Planowane zmiany w podstawowej opiece zdrowotnej zagrażają samodzielności zawodowej pielęgniarek i położnych - ocenia NRPiP. Resort zdrowia podkreśla, że prace nad projektem założeń do ustawy o POZ trwają, a jego ostateczny kształt nie jest znany.

Na początku 2016 r. minister zdrowia Konstanty Radziwiłł powołał zespół, którego głównym celem było opracowanie propozycji założeń projektu ustawy o podstawowej opiece zdrowotnej (POZ).

Sprzeciw wobec propozycji przyjętych w toku prac zespołu wyraziła Naczelna Rada Pielęgniarek i Położnych (NRPiP). Zdaniem samorządu "naruszają one zasadę wolności gospodarczej, wyrażoną w Konstytucji RP jako jedną z elementów społecznej gospodarki rynkowej". W szczególności - według NRPiP - dotyczy to propozycji tworzenia zespołów lekarsko-pielęgniarskich, w których to lekarze pełniliby rolę koordynatora POZ, a także tworzenia wspólnych list pacjentów przez lekarza, pielęgniarkę i położną.

"W świetle proponowanych zmian należałoby zastanowić się nad celowością i zagrożeniami wprowadzenia w życie tak daleko idących nowych rozwiązań w obszarze podstawowej opieki zdrowotnej, które stanowią zagrożenie dla samodzielności zawodowej pielęgniarek i położnych oraz przyniosą negatywne skutki dla pacjentów" - oceniły pielęgniarki.

Samorząd przypomniał, że prawo dokładnie określa kompetencje zawodowe pielęgniarek i położnych, a także zakres świadczeń, jakie mogą udzielać samodzielnie, bez zlecenia lekarskiego. Ponadto w określonym zakresie mają one prawo np. samodzielnie ordynować niektóre leki i wystawiać recepty.

"NRPiP sprzeciwia się propozycjom (...), które doprowadzą do likwidacji samodzielnie funkcjonujących podmiotów pielęgniarskich i położniczych" - czytamy w stanowisku.

Samorząd krytycznie ocenił też propozycje łącznego kontraktowania świadczeń w zakresie kompetencji lekarza, pielęgniarki i położnej oraz tworzenia jednej wspólnej deklaracji wyboru świadczeniodawcy.

"Oddzielne deklaracje pozwalają wszystkim świadczeniodawcom na rynku świadczeń podstawowej opieki zdrowotnej działać na równych zasadach i nie stanowią żadnego obciążenia dla pacjenta. Wręcz przeciwnie, sprawiają, iż pacjent w sposób świadomy może wybrać lekarza, pielęgniarkę, położną" - oceniła NRPiP.

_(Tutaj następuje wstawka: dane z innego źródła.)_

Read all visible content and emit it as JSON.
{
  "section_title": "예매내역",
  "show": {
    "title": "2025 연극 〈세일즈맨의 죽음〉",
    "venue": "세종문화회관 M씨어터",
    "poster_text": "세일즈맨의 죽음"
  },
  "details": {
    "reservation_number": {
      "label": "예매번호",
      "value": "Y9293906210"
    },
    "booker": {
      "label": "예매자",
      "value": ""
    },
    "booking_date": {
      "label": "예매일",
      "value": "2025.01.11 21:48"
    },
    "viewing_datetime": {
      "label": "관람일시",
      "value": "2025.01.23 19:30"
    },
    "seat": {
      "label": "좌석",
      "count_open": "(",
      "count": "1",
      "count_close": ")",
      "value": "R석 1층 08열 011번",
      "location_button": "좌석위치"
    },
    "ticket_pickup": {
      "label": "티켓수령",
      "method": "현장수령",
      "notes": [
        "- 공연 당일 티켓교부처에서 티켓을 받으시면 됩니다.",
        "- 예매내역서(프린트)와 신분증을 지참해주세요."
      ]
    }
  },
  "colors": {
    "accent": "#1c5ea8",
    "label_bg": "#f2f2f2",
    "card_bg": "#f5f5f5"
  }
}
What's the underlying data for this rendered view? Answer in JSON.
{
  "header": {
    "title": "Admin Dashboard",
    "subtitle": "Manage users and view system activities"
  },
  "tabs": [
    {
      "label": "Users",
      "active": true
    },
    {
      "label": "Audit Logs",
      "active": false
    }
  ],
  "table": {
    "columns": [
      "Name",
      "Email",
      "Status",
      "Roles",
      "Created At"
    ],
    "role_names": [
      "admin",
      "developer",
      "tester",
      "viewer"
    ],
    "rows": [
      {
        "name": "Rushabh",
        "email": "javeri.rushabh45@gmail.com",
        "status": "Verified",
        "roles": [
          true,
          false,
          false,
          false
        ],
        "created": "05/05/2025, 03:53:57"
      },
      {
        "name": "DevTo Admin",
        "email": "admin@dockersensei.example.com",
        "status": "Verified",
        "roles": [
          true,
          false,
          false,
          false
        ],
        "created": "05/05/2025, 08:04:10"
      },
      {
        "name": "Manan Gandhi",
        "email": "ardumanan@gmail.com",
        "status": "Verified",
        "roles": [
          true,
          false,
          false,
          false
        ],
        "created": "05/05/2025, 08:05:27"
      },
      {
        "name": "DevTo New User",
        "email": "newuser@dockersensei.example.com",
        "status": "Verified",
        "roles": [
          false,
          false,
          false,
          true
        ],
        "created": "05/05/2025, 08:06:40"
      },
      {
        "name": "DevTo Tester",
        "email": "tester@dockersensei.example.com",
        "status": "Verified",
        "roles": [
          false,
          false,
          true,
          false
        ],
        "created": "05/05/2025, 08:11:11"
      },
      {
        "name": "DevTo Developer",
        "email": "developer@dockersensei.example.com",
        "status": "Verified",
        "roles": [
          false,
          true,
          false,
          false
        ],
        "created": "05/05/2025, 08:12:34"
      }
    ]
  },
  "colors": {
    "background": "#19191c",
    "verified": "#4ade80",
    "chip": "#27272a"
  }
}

"Nie znajduje uzasadnienia merytorycznego, ani celowościowego dążenie do tworzenia w ramach podstawowej opieki zdrowotnej tzw. zespołów lekarsko-pielęgniarskich przy jednoczesnym ograniczaniu samodzielności praktyk zawodowych pielęgniarek i położnych" - podkreślił samorząd. Przypomniał, że od 18 lat funkcjonują m.in. podmioty lecznicze założone przez pielęgniarki i położne, które zawierają umowy z Narodowym Funduszem Zdrowia.

NRPiP podkreśliła, że należy pozostawić możliwość oddzielnego kontraktowania świadczeń zdrowotnych w POZ dla pielęgniarek, położnych i lekarzy oraz świadczeń w środowisku nauczania i wychowania. Zdaniem samorządu zapewnia to pacjentom wysoką jakość świadczonych usług, profesjonalną opiekę, a przede wszystkim dostępność do świadczeń zdrowotnych.

"Wnosimy o zastosowanie rozwiązań gwarantujących utrzymanie samodzielnego funkcjonowania podmiotów gospodarczych prowadzonych przez pielęgniarki i położne w zakresie pielęgniarstwa rodzinnego, położnictwa rodzinnego i pielęgniarstwa w środowisku nauczania i wychowania, z jednoczesnym zachowaniem finansowania przez płatnika świadczeń zdrowotnych" - czytamy w stanowisku.

Resort zdrowia poproszony przez PAP o komentarz do zarzutów pielęgniarek przypomniał, że obecnie zespół opracowuje strategię, zgodnie z którą będzie kontynuował prace nad założeniami do projektu ustawy. "Na obecnym etapie zaawansowania prac, nie można jednoznacznie stwierdzić, jaki będzie ostateczny kształt projektowanych rozwiązań" - podkreśliła rzeczniczka MZ Milena Kruszewska.